Psalm 22

Pottery Shards in the Dust

The Judean wilderness bakes under a relentless sun in the early years of the tenth century b.c. Hot wind strips moisture from the air, leaving behind a sharp, alkaline taste of sand. A man sits alone, surrounded by jagged limestone crags casting long, skeletal shadows across the valley floor. His throat burns. Swallowing becomes impossible, the tongue adhering to the roof of the mouth like a piece of fired clay left too long in the kiln. The silence stretches, broken only by the distant, hollow clatter of loose stones tumbling down a ravine.

In this deep thirst, God does not immediately pour out rain. The Divine stands quietly in the arid stillness, allowing the raw, tearing ache of absence to echo against the canyon walls. Yet, the Maker of the earth knows the exact composition of the dust. He shapes the pottery of human bodies, intimately aware of how brittle the clay becomes when the water recedes. The Lord absorbs the cries of the forsaken, gathering up every ragged gasp. Working in the hollow spaces, He holds the fragile fragments of a broken spirit with calloused, careful hands.

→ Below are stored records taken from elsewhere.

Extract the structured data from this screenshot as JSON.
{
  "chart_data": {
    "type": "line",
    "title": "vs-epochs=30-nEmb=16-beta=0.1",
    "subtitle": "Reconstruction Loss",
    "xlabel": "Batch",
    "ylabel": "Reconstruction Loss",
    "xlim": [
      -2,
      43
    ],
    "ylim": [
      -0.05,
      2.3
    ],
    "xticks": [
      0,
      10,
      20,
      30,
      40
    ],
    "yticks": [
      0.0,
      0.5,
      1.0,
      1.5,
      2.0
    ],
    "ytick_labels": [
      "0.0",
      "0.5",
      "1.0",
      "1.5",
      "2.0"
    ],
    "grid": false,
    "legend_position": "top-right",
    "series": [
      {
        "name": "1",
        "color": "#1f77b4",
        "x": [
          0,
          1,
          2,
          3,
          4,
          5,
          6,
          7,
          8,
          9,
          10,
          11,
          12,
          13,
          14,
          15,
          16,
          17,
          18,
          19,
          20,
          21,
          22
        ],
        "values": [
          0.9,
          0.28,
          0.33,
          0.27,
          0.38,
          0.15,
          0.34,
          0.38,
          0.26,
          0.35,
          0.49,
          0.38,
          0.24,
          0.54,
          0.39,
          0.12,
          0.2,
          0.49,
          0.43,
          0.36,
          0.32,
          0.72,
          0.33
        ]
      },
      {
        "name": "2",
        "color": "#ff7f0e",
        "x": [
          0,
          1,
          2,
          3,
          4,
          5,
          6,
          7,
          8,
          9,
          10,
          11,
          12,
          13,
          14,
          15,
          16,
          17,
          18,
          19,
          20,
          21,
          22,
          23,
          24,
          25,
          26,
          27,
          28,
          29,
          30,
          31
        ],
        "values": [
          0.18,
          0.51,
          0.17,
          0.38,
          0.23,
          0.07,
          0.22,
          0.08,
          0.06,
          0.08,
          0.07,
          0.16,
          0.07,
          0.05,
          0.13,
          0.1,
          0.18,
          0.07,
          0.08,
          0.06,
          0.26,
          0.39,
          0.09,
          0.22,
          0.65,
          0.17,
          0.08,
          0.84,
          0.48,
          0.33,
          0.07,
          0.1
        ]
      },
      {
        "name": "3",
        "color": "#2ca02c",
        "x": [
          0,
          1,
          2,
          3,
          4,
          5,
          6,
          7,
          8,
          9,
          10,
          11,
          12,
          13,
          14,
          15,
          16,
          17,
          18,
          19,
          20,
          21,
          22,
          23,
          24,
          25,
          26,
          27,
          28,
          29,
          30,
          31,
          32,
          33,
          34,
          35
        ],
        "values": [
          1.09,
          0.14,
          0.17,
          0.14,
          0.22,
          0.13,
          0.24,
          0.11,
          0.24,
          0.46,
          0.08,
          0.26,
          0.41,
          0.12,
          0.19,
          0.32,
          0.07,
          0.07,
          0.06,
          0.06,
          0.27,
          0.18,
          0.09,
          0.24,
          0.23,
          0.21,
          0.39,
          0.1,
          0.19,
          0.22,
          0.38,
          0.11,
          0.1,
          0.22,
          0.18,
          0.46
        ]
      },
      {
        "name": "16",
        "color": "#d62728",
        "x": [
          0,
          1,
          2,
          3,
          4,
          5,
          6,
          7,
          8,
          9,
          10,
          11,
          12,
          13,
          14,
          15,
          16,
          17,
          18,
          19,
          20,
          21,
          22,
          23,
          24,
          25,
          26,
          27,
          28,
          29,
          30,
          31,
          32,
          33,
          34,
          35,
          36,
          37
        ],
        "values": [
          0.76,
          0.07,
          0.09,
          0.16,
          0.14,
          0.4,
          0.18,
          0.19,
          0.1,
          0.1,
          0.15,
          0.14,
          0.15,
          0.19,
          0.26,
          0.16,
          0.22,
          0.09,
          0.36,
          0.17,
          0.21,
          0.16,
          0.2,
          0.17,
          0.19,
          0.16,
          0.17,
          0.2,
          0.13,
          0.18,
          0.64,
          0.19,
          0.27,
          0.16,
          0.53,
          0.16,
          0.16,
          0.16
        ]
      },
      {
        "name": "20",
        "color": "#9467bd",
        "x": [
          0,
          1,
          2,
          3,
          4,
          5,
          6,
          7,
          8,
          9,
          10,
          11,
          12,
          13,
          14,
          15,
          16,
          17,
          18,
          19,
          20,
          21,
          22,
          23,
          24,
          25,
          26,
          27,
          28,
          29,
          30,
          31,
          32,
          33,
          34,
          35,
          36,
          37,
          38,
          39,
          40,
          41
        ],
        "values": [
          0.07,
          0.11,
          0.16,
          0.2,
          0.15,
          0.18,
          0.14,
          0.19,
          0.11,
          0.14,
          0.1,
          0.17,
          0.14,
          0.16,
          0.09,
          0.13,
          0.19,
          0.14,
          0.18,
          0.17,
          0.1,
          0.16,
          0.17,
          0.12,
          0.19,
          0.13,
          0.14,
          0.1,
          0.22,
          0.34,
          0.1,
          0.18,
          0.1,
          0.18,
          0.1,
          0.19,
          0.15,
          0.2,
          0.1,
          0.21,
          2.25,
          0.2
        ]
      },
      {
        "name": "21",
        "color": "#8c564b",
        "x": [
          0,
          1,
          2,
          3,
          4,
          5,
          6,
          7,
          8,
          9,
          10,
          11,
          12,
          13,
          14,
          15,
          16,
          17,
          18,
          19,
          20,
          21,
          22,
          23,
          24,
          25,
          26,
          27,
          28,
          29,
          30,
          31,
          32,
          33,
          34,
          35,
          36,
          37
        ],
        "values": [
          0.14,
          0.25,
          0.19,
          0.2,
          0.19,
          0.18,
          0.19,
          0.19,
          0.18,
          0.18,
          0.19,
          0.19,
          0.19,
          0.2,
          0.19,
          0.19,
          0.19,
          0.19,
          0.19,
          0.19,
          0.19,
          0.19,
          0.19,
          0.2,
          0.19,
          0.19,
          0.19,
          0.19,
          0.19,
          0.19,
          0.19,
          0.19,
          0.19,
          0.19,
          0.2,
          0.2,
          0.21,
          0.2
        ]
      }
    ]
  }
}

A broken piece of terracotta rests on a garden wall today, edges smoothed by time but still rough to the touch. The unglazed surface absorbs a drop of morning dew instantly, pulling the moisture deep into its porous core. Days arrive when the spirit feels exactly like this discarded fragment. Prayers turn to dry powder on the tongue. Above, the sky seems locked in brass, echoing back nothing but the sound of an empty wind. Centuries ago, the singer knew this precise texture of abandonment. He named the wild dogs snapping at his heels and described the sheer exhaustion of bones pulled out of joint. Tracing the cracks in his own soul, the poet left a map for those who have ever stared into a silent, sun-scorched horizon.

The terracotta shard retains the heat of the afternoon sun long after evening shadows fall. It holds a lingering warmth, a quiet memory of light woven directly into the baked earth. Ultimately, the darkest dust of death gives way to a strange, enduring resonance. A feast is promised to the afflicted, a table set right in the middle of the wasteland. Even the dry clay sings.

The deepest thirst often carves the canyon where the hardest rain will eventually fall.